|
It is amazing that this stuff is headline material. Fact is indeed stranger
than fiction.
Ratings
Agencies Sold AAA status to the highest bidder
The U.S. Securities and Exchange Commission may recommend this week that
Moody's Investors Service, Standard & Poor's and Fitch Ratings be prohibited
from advising investment banks on how to earn top rankings for asset- backed
securities, according to people familiar with the matter.
SEC staff may also propose at a June 11 meeting in Washington that the companies
disclose all the data that goes into a rating so competitors can grade bonds
even if they weren't compensated by the underwriter, said the people, who
declined to be identified because the rules aren't final. Moody's, S&P
and Fitch help design securities backed by a stream of payments, making it
impossible for them to be impartial raters, a May 2007 study by academics Joseph
Mason and Joshua
Rosner concluded.
It
is much too early to invest in land. I will get an update to the Lennar report
out this week. This refers to the
JVs that I busted Lennar under reporting, and eventually selling off
to CALPERS, who obviously does not read my blog. Some should offer those
guys a gift subscription, it would have saved them a BILLION dollars!
A partnership that involves the nation's largest pension fund and owns 15,000
acres of land outside of Los Angeles has filed for bankruptcy-court protection,
representing one of the biggest land deals to sour amid the housing bust.
The Chapter 11 filing by LandSource Communities Development LLC late Sunday
is a potentially costly and embarrassing blow for the venture's main investor,
the California Public Employees' Retirement System, known as Calpers.
The bankruptcy filing in federal court in Delaware means Calpers could lose
much of its $970 million investment in the venture, which it made through
an investment vehicle in February 2007, only months before land values plunged.
At the time, the venture's assets were appraised at about $2.6 billion. Earlier
this year, the value had shrunk to $1.8 billion....
The 2007 deal allowed home builder Lennar Corp.

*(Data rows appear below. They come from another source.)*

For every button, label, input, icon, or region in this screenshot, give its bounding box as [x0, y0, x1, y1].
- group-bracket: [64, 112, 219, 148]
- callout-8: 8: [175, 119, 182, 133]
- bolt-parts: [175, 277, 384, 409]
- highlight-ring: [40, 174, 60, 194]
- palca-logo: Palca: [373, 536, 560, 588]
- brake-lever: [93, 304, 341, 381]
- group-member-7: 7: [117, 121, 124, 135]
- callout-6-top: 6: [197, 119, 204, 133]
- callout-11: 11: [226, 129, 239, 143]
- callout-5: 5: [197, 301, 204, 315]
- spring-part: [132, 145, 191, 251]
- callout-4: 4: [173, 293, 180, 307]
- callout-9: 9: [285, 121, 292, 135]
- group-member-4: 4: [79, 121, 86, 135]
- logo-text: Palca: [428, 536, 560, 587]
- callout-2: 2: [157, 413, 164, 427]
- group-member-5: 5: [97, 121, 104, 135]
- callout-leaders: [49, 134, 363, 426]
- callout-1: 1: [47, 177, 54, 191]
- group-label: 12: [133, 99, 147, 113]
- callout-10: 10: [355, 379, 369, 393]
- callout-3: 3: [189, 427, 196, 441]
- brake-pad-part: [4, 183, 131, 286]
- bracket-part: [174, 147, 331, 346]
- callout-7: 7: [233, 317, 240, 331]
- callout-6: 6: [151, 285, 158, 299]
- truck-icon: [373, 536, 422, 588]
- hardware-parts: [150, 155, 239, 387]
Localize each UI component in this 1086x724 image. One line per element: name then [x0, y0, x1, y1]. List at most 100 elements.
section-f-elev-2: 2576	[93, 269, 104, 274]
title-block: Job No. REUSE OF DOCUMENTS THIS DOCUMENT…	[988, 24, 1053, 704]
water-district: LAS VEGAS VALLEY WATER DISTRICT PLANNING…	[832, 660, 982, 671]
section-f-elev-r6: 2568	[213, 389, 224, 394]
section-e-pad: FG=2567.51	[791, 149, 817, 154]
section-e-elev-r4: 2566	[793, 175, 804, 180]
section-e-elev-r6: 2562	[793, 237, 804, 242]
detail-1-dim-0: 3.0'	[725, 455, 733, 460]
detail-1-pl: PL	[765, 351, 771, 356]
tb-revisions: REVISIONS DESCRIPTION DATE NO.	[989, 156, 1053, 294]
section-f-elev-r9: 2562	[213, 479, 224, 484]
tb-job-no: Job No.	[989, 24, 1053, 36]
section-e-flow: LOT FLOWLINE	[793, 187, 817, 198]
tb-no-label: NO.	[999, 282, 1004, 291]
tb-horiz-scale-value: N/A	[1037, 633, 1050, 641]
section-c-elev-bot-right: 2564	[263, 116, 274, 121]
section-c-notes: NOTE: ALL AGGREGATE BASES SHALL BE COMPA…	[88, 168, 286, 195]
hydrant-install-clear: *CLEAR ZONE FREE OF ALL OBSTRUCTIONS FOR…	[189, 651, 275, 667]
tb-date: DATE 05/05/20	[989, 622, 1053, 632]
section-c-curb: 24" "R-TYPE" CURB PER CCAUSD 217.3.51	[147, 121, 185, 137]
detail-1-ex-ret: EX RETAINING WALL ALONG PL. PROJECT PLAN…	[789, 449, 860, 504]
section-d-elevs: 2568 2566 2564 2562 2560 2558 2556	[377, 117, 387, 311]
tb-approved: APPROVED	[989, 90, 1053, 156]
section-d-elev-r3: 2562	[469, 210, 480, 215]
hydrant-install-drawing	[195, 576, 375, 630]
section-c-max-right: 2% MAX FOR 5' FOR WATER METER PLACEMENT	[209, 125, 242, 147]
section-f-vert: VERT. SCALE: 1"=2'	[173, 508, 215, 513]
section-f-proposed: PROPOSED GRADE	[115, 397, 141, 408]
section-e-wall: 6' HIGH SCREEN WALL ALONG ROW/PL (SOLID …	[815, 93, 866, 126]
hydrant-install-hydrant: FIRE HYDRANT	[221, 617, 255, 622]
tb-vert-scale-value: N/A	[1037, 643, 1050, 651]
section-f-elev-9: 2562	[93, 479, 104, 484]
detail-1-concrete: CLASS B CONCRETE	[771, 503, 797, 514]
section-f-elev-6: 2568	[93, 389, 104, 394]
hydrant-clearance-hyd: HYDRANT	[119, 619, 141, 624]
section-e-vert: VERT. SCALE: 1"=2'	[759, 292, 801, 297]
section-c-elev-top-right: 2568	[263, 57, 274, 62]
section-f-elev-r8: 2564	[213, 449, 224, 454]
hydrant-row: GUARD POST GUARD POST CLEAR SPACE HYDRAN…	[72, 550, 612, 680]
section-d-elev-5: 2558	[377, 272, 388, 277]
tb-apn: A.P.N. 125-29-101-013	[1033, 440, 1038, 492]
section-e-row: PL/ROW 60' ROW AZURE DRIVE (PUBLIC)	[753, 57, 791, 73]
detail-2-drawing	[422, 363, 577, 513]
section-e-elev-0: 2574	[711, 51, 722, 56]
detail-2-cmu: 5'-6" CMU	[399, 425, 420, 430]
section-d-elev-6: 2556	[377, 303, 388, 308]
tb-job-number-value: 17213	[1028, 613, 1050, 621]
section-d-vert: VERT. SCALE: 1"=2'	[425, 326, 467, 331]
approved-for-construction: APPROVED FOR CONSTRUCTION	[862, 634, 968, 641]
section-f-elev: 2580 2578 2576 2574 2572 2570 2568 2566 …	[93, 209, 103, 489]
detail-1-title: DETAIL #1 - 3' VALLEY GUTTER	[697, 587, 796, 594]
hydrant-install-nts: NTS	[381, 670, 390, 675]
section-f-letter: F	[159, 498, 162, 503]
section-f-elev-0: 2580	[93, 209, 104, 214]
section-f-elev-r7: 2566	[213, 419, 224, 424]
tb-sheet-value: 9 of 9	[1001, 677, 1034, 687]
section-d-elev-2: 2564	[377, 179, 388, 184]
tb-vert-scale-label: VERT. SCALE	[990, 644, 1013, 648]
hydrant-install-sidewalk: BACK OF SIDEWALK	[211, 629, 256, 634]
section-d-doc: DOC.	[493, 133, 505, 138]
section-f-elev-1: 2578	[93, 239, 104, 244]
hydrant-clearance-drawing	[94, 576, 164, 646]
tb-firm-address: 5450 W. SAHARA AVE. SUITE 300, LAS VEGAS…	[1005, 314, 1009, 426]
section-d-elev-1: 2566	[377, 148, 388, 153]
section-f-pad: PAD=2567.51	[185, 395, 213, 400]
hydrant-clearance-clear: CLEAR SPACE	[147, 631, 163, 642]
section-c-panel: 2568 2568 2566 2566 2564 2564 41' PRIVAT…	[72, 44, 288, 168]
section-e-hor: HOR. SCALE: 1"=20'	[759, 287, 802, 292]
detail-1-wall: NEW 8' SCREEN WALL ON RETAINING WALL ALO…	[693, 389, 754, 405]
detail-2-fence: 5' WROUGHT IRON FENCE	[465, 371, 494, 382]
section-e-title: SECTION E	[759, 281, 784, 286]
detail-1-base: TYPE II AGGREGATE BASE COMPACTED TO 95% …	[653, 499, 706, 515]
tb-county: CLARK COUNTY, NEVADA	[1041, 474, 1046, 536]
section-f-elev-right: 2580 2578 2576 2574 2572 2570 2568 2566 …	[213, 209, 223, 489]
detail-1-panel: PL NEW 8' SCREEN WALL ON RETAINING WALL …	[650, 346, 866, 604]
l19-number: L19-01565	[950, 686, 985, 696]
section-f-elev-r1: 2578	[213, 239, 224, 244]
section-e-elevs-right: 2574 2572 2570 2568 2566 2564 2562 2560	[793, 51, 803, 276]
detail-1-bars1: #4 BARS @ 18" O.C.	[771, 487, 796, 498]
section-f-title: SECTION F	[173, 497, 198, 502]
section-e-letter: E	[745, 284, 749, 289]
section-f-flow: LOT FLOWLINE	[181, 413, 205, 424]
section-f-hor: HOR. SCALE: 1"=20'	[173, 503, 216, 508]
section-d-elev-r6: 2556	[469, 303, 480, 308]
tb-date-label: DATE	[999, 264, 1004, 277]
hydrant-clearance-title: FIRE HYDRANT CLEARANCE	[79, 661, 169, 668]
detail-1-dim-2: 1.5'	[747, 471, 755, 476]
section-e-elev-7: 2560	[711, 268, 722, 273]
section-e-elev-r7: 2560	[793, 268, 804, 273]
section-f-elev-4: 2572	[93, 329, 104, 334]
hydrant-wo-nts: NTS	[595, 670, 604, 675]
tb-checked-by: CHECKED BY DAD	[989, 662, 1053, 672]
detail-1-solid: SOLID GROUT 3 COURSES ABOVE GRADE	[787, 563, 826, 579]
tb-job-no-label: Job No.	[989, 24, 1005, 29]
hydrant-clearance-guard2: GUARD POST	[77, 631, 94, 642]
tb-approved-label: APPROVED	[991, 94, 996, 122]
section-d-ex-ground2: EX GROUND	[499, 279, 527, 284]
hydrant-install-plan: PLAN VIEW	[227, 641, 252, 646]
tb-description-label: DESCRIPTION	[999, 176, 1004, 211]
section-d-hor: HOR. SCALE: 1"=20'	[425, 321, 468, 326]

and Cerberus Capital Management's LNR Property Inc. to reduce their ownership
in much of the land to 16% each from a 50-50 split. Lennar and LNR also each
received $660 million from the deal.
The Calpers investment vehicle, MW Housing Partners, took a 68% stake. MW
Housing involves MacFarlane and Weyerhaeuser Realty Investors, a unit of
timber titan Weyerhaeuser Co.
The equity holders say they aren't responsible for paying back the nearly
$1.2 billion of syndicated debt that was bought by more than 100 banks and
institutional investors.
"Lennar and the other owners are not responsible for, nor a guarantor of,
any of LandSource's debt," the Miami-based home builder said in a statement...
Lehman
Brothers is awash in liquidity and does not need capital again, as it raises
$5 billion , the 4th trip to the capital markets and the Fed for money,
amounting to over $11 billion total over a 4 month period. Well, if this
is what they need when there is no liquidity issue, just imagine how much
money they would suck up if they ACTUALLY HAD A PROBLEM.
I would also like to note that they are reportedly about to announce $2 billion
in losses. I made it very clear that they took a significant economic loss
last quarter, and this quarter would be much harder to hide the losses (even
though it didn't appear that they did a very good job last quarter either,
but the Street seems to have fell for it).
Lehman
Brothers Holdings Inc. is close to raising more than $5 billion of
fresh capital from an array of investors including the New Jersey Division
of Investment, according to a person familiar with the matter.
The move comes as the firm is set to report a second-quarter loss of more
than $2 billion, this person said. Until recently, most analysts who follow
Lehman have been predicting a loss of about $300 million.
On Sunday afternoon, the firm was still pulling together final details of
the capital raising, which could be announced Monday or Tuesday. Additional
capital raisings are sure to follow for other banks.